未払い残業代は2年以内に請求しないと消えてしまう

未払い残業代は、支払期日から2年を過ぎてしまうと、時効により消滅してしまうため、せっかくの残業代がゼロになってしまいます。

したがって、未払い残業代がある場合は、本来ならその残業代が支払われるはずだった日から2年以内に、裁判などの法的手段により請求を開始する必要があります。
なお、時効により権利が消滅してしまうのは、残業代だけでなく基本給や交通費などの手当も含まれるため、未払いの給料や手当も同じように、2年以内に請求しなくてはなりません。

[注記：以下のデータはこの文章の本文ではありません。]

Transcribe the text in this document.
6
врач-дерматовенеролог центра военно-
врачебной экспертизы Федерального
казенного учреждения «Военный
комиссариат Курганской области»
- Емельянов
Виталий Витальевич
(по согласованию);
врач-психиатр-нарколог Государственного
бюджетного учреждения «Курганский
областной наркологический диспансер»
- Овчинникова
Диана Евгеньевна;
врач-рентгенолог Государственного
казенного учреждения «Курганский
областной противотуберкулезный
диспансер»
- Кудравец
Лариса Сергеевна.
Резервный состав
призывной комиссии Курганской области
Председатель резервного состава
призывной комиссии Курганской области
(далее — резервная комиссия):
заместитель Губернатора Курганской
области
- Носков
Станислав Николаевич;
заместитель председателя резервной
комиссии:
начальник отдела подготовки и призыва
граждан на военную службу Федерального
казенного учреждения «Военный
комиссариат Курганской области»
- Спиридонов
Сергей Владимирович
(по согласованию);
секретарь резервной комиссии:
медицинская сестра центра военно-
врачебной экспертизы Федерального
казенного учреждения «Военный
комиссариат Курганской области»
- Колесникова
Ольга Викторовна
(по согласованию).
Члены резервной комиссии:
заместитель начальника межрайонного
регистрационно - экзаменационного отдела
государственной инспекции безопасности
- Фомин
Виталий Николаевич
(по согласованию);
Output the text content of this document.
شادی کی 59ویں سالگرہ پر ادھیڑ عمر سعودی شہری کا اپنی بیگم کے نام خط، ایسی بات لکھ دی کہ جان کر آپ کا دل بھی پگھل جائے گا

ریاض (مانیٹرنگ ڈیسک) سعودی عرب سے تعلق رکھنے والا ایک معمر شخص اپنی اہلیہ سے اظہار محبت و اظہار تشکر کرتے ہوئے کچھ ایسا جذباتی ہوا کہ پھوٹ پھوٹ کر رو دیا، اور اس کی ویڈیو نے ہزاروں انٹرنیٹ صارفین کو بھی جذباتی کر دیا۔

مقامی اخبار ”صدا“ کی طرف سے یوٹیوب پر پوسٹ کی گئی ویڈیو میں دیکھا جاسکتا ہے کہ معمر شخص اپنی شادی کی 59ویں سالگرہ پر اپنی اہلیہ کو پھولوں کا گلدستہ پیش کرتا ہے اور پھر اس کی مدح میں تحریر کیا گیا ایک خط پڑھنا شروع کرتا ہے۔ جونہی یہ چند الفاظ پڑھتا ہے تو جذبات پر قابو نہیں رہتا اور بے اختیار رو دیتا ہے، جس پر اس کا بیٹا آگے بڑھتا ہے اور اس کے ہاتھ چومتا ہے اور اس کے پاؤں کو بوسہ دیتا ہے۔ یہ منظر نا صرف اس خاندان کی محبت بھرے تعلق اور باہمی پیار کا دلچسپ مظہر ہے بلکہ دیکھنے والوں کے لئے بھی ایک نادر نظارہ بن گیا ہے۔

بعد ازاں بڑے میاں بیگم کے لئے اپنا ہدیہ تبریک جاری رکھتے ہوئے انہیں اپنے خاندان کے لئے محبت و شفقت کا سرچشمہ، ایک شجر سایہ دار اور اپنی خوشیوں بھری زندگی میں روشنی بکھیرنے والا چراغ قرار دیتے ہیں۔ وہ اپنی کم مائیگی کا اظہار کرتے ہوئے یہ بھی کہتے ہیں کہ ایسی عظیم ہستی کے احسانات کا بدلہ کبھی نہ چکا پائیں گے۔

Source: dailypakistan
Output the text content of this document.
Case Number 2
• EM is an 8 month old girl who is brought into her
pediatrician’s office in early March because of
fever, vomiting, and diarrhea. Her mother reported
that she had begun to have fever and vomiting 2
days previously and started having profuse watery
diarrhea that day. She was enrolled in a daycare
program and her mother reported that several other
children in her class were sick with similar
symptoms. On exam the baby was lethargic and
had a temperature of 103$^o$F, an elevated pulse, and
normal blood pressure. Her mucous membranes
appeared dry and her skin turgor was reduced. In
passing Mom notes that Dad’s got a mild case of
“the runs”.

また、時効を一時的に中断させる方法として、催告という制度があります。
催告は、内容証明付き郵便など記録が残る方法で未払い残業代を支払うように請求することをいいます。
催告をすることにより、時効を最大で6ヶ月間まで中断することができるため、未払い残業代があと少しの期間で消滅してしまうというときに、裁判を行うための時間的余裕を作るための手段として有効です。

催告をして、使用者が支払ってくれれば問題は解決しますが、大抵の場合は裁判による請求までもつれることになります。
時効による未払い残業代の消滅を防ぐために力を貸してくれるのが、弁護士や司法書士、そして社会保険労務士などの専門家たちです。
困っている人のために、初回の相談を無料で対応してくる事務所もあるので、問い合わせてみるとよいでしょう。
また、各都道府県の弁護士会や司法書士会などの団体が、月に1回無料で相談にのるなどの市民サービスを行っていることもあります。